Title:Canonical systems whose Weyl coefficients have regularly varying asymptotics

Abstract:For a two-dimensional canonical system $y'(t)=zJH(t)y(t)$ on an interval $(0,L)$ with $0<L\le\infty$
whose Hamiltonian $H$ is a.e.\ positive semidefinite, denote by $q_H$ its Weyl coefficient.
De~Branges' inverse spectral theorem states that the assignment
$H\mapsto q_H$ is a bijection between trace-normalised Hamiltonians and Nevanlinna functions.
We prove that $q_H$ has an asymptotics towards $i\infty$ whose leading term
is some (complex) multiple of a regularly varying function
if and only if the primitive $M$ of $H$ is regularly or rapidly varying at $0$
and its off-diagonal entries do not oscillate too much.
The leading term in the asymptotics of $q_H$ towards $i\infty$ is related
to the behaviour of $M$ towards $0$ by explicit formulae.

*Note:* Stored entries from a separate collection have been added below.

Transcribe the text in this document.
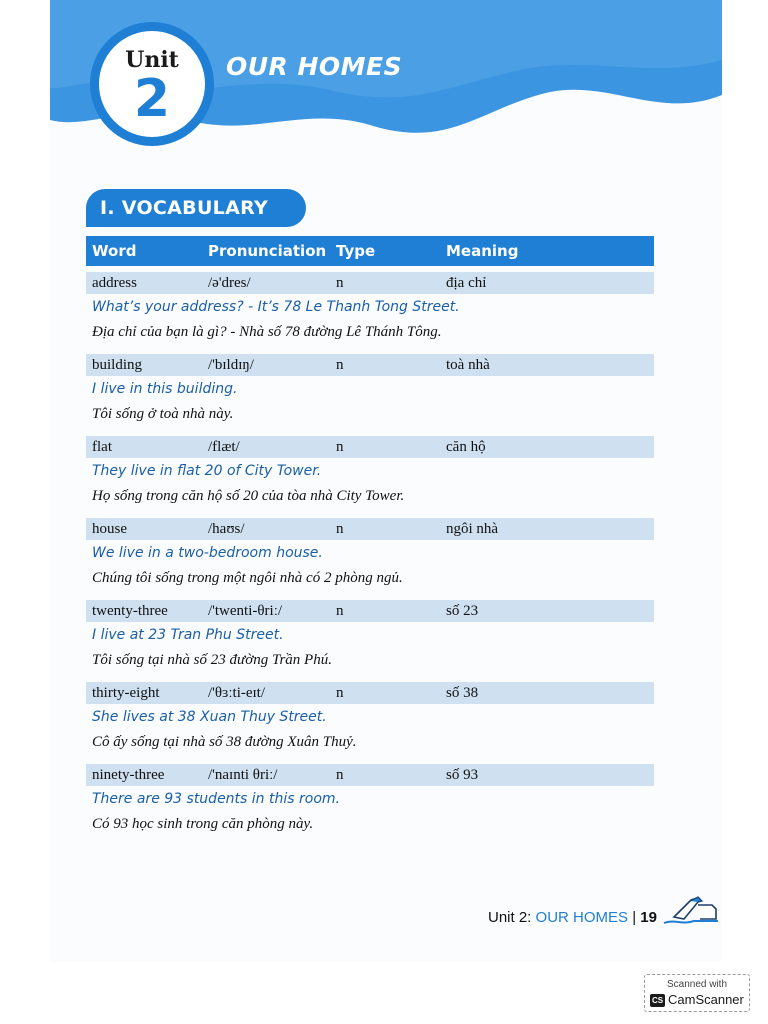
Unit
2
OUR HOMES
I. VOCABULARY
Word	Pronunciation Type	Meaning
address	/ə'dres/	n	địa chỉ
What’s your address? - It’s 78 Le Thanh Tong Street.
Địa chỉ của bạn là gì? - Nhà số 78 đường Lê Thánh Tông.
building	/'bɪldɪŋ/	n	toà nhà
I live in this building.
Tôi sống ở toà nhà này.
flat	/flæt/	n	căn hộ
They live in flat 20 of City Tower.
Họ sống trong căn hộ số 20 của tòa nhà City Tower.
house	/haʊs/	n	ngôi nhà
We live in a two-bedroom house.
Chúng tôi sống trong một ngôi nhà có 2 phòng ngủ.
twenty-three	/'twenti-θriː/	n	số 23
I live at 23 Tran Phu Street.
Tôi sống tại nhà số 23 đường Trần Phú.
thirty-eight	/'θɜːti-eɪt/	n	số 38
She lives at 38 Xuan Thuy Street.
Cô ấy sống tại nhà số 38 đường Xuân Thuỷ.
ninety-three	/'naɪnti θriː/	n	số 93
There are 93 students in this room.
Có 93 học sinh trong căn phòng này.
Unit 2: OUR HOMES | 19
Scanned with
CS CamScanner
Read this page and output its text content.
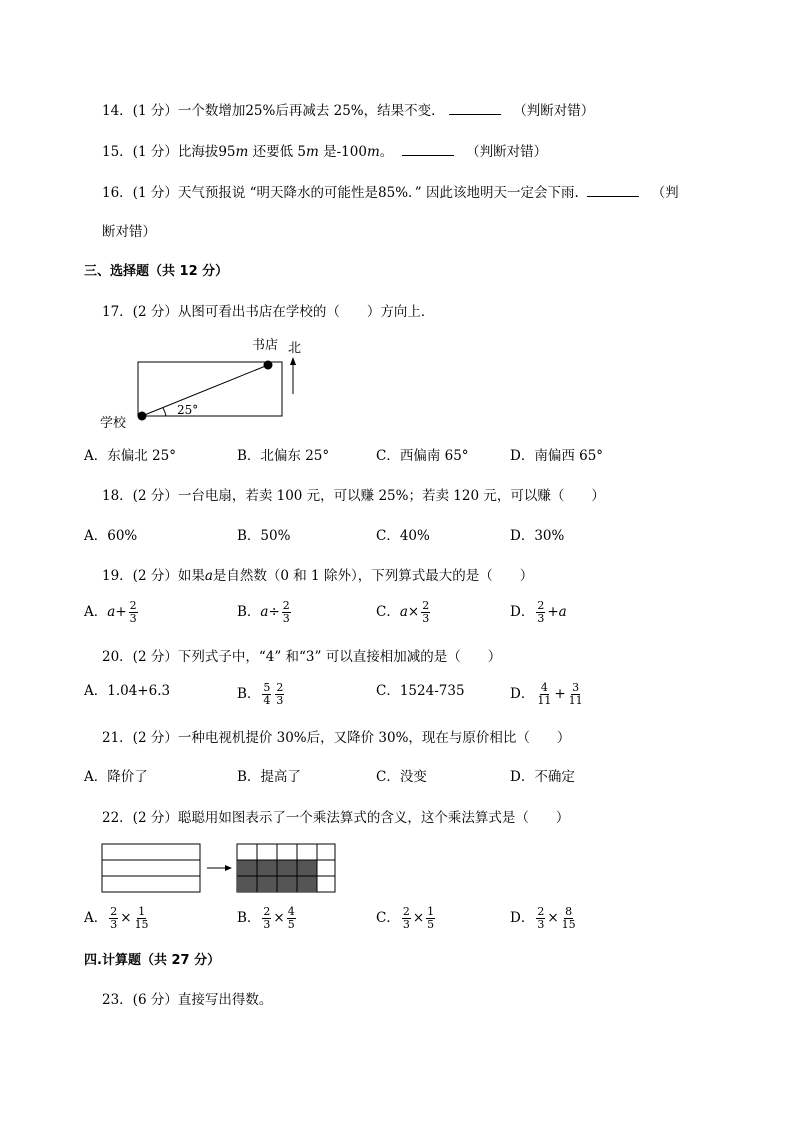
14．(1 分）一个数增加25%后再减去 25%，结果不变．	（判断对错）
15．(1 分）比海拔95m 还要低 5m 是-100m。	（判断对错）
16．(1 分）天气预报说 “明天降水的可能性是85%．” 因此该地明天一定会下雨.	（判
断对错）
三、选择题（共 12 分）
17．(2 分）从图可看出书店在学校的（　　）方向上．
书店 北
学校
25°
A．东偏北 25°	B．北偏东 25°	C．西偏南 65°	D．南偏西 65°
18．(2 分）一台电扇，若卖 100 元，可以赚 25%；若卖 120 元，可以赚（　　）
A．60%	B．50%	C．40%	D．30%
19．(2 分）如果a是自然数（0 和 1 除外），下列算式最大的是（　　）
A．$a+ \frac{2}{3}$	B．$a\div \frac{2}{3}$	C．$a\times \frac{2}{3}$	D． $\frac{2}{3} +a$
20．(2 分）下列式子中，“4” 和“3” 可以直接相加减的是（　　）
A．1.04+6.3	B． $\frac{5}{4} \frac{2}{3}$	C．1524-735	D． $\frac{4}{11} + \frac{3}{11}$
21．(2 分）一种电视机提价 30%后，又降价 30%，现在与原价相比（　　）
A．降价了	B．提高了	C．没变	D．不确定
22．(2 分）聪聪用如图表示了一个乘法算式的含义，这个乘法算式是（　　）
A． $\frac{2}{3} \times \frac{1}{15}$	B． $\frac{2}{3} \times \frac{4}{5}$	C． $\frac{2}{3} \times \frac{1}{5}$	D． $\frac{2}{3} \times \frac{8}{15}$
四.计算题（共 27 分）
23．(6 分）直接写出得数。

The speed of growth in absolute value depends only on the diagonal entries of $M$,
while the argument of the leading coefficient corresponds to the relative size
of the off-diagonal entries.
Translated to the spectral measure $\mu_H$ and the Hamiltonian $H$,
this means that the diagonal of $H$ determines the growth of the
symmetrised distribution function of $\mu_H$, and the relative size and
sign distribution of its off-diagonal is a measure for the asymmetry of $\mu_H$.
The results are applied to Sturm--Liouville equations, Krein strings and generalised indefinite strings
to prove similar characterisations for the asymptotics of the corresponding Weyl coefficients.